CNET Networks maintains a vast array of technology Web sites, including CNET, ZDNet, GameSpot, TV.com, MP3.com, CNET News.com, UrbanBaby, CHOW, Search.com, BNET, MySimon, and TechRepublic.
CBS owns its own fair share of Internet properties, which include CBSSports.com and CBSNews.com, as well as last.fm and Wallstrip.
Off the bat, one can see that there are some obvious overlaps -- last.fm with MP3.com, and so forth. Also, with CBS Interactive likely building its own ad platform, its likely that CNET would convert to CBS's own to streamline ad sales there.
CNET also owns some premier domains, and not just for their content but for the value of their names alone: search.com, mp3.com, and TV.com. It wouldn't be all that inconceivable that CBS may find that domain more suited for its own news site, rather than the front for a technology-centric one, or use any of the other domains it now would own in ways it may see as a better fit. Imagine if a future incarnation of News.com were to link to Katie Couric instead of Dan Farber.
What may result is that, in the process of merging with CNET, the face of many of these Web sites may change. For those working with the company, that is probably not welcome news, as it could mean further job cuts and uncertainty.
The news is only the latest in what has become a period of fast-paced change for the CNET. In April, it announced a deal with Yahoo which put its content on the search engine's news portal.
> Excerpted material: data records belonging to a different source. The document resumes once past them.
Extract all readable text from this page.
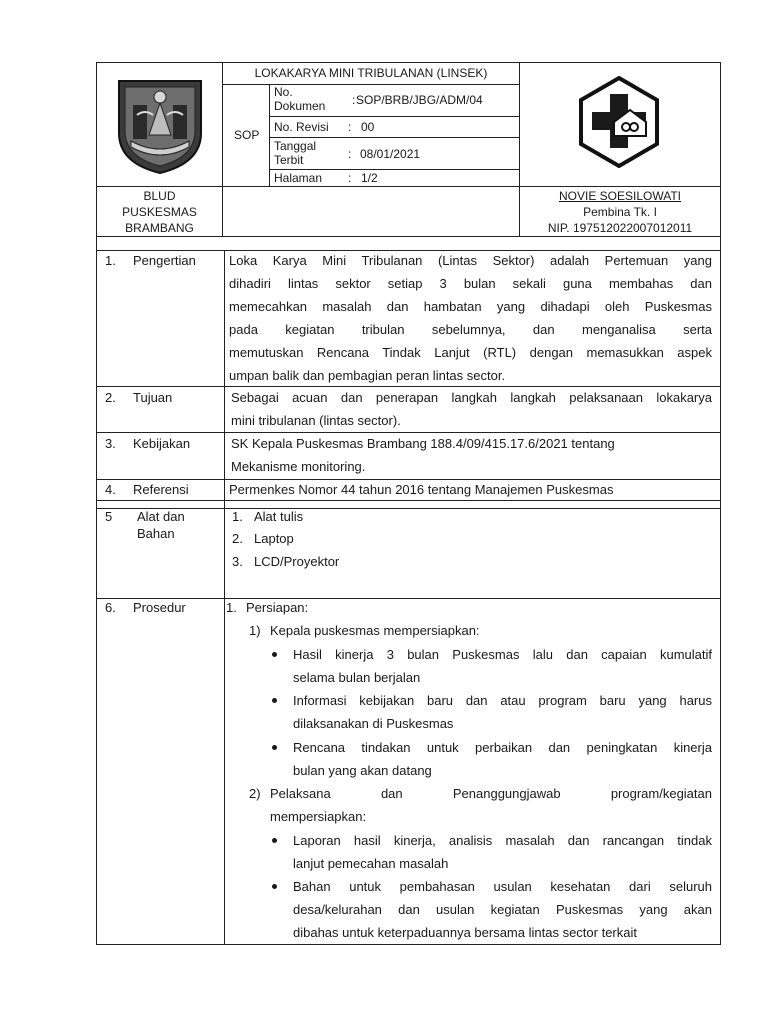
LOKAKARYA MINI TRIBULANAN (LINSEK)
SOP
No.
Dokumen : SOP/BRB/JBG/ADM/04
No. Revisi : 00
Tanggal
Terbit	: 08/01/2021
Halaman : 1/2
BLUD
PUSKESMAS
BRAMBANG
NOVIE SOESILOWATI
Pembina Tk. I
NIP. 197512022007012011
1. Pengertian	Loka Karya Mini Tribulanan (Lintas Sektor) adalah Pertemuan yang
dihadiri lintas sektor setiap 3 bulan sekali guna membahas dan
memecahkan masalah dan hambatan yang dihadapi oleh Puskesmas
pada kegiatan tribulan sebelumnya, dan menganalisa serta
memutuskan Rencana Tindak Lanjut (RTL) dengan memasukkan aspek
umpan balik dan pembagian peran lintas sector.
2. Tujuan	Sebagai acuan dan penerapan langkah langkah pelaksanaan lokakarya
mini tribulanan (lintas sector).
3. Kebijakan	SK Kepala Puskesmas Brambang 188.4/09/415.17.6/2021 tentang
Mekanisme monitoring.
4. Referensi	Permenkes Nomor 44 tahun 2016 tentang Manajemen Puskesmas
5 Alat dan
Bahan
1. Alat tulis
2. Laptop
3. LCD/Proyektor
6. Prosedur	1. Persiapan:
1) Kepala puskesmas mempersiapkan:
Hasil kinerja 3 bulan Puskesmas lalu dan capaian kumulatif
selama bulan berjalan
Informasi kebijakan baru dan atau program baru yang harus
dilaksanakan di Puskesmas
Rencana tindakan untuk perbaikan dan peningkatan kinerja
bulan yang akan datang
2) Pelaksana dan Penanggungjawab program/kegiatan
mempersiapkan:
Laporan hasil kinerja, analisis masalah dan rancangan tindak
lanjut pemecahan masalah
Bahan untuk pembahasan usulan kesehatan dari seluruh
desa/kelurahan dan usulan kegiatan Puskesmas yang akan
dibahas untuk keterpaduannya bersama lintas sector terkait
The deal enabled CNET to sell ads on Yahoo pages with its stories included, with Yahoo gaining the ability to sell ads on CNET properties.
The revolving door at CNET was already turned up to "frappe," it seemed, with appointments such as the hiring of former Maxim magazine publisher Stephen Colvin as executive vice president for entertainment, and the exit last February of editor-in-chief Jai Singh for ZDNet blog chief Dan Farber.